Before long, I noticed a sign at the studio:
“First it will become harder, then it will become easier, then it will get different, then way different.”
My experience on the mat ratified this truth. I began to hurt more, but it was not physical; my crucible was mental and emotional. I thought I had done most of my personal work over the course of a career teaching and counseling. I realized it was not true, and I was entering undiscovered ground deep in my soul.
When my writing turned into a daily practice, hours at a time, I started with my living circumstances and feelings about where I lived in Hawaii. I was far from home; I felt distanced and isolated from most of what I knew and loved.

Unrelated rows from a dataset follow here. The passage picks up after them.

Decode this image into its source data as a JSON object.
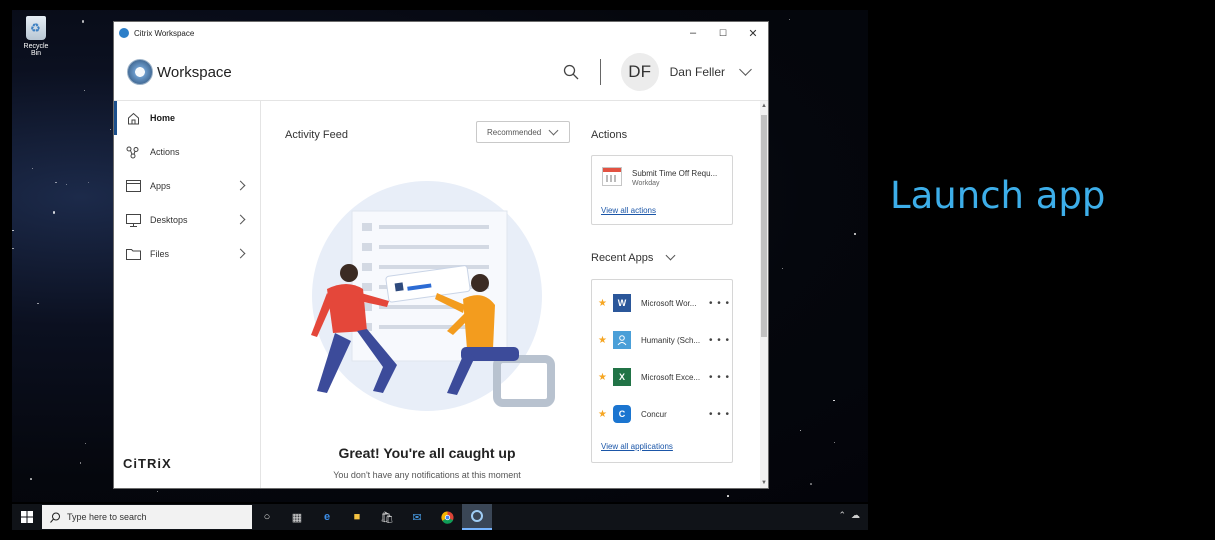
{
  "desktop": {
    "recycle_bin_label": "Recycle Bin",
    "overlay_caption": "Launch app"
  },
  "window": {
    "title": "Citrix Workspace",
    "controls": {
      "minimize": "–",
      "maximize": "☐",
      "close": "✕"
    }
  },
  "header": {
    "brand": "Workspace",
    "user_initials": "DF",
    "user_name": "Dan Feller"
  },
  "sidebar": {
    "items": [
      {
        "label": "Home",
        "icon": "home-icon",
        "active": true,
        "has_chevron": false
      },
      {
        "label": "Actions",
        "icon": "actions-icon",
        "active": false,
        "has_chevron": false
      },
      {
        "label": "Apps",
        "icon": "apps-icon",
        "active": false,
        "has_chevron": true
      },
      {
        "label": "Desktops",
        "icon": "desktop-icon",
        "active": false,
        "has_chevron": true
      },
      {
        "label": "Files",
        "icon": "folder-icon",
        "active": false,
        "has_chevron": true
      }
    ],
    "footer_logo": "CiTRiX"
  },
  "feed": {
    "title": "Activity Feed",
    "filter_value": "Recommended",
    "empty_title": "Great! You're all caught up",
    "empty_subtitle": "You don't have any notifications at this moment"
  },
  "actions": {
    "title": "Actions",
    "item_name": "Submit Time Off Requ...",
    "item_source": "Workday",
    "view_all": "View all actions"
  },
  "recent_apps": {
    "title": "Recent Apps",
    "items": [
      {
        "name": "Microsoft Wor...",
        "icon": "word-icon",
        "glyph": "W",
        "color": "#2b579a"
      },
      {
        "name": "Humanity (Sch...",
        "icon": "humanity-icon",
        "glyph": "",
        "color": "#4a9fd8"
      },
      {
        "name": "Microsoft Exce...",
        "icon": "excel-icon",
        "glyph": "X",
        "color": "#217346"
      },
      {
        "name": "Concur",
        "icon": "concur-icon",
        "glyph": "C",
        "color": "#1b75d0"
      }
    ],
    "more_glyph": "• • •",
    "view_all": "View all applications"
  },
  "taskbar": {
    "search_placeholder": "Type here to search"
  },
  "colors": {
    "accent": "#1b4f8c",
    "link": "#1b56a8",
    "star": "#f6a623",
    "caption": "#3daee9"
  }
}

My writing turned to family, my alcohol use, and the career path I had lived. It took nearly a year, and when I was emptied, I changed my focus to writing entirely about yoga and my practice. Meditation, reading, and asana became my go-to for self-nurture, and I began to explore what yoga’s dynamic healing energy exchange meant for the core of my being.
Diving Deeper into Yoga
Yoga had become to me an augury of new life, perhaps a bringer of miracles. Delving into the innermost kernel of asana and its revelatory tension, I started writing with the intent of finishing a book. My hope was to articulate a common yoga journey that cracked open my heart and spine. I wanted to understand how it paved the way to personal transformation.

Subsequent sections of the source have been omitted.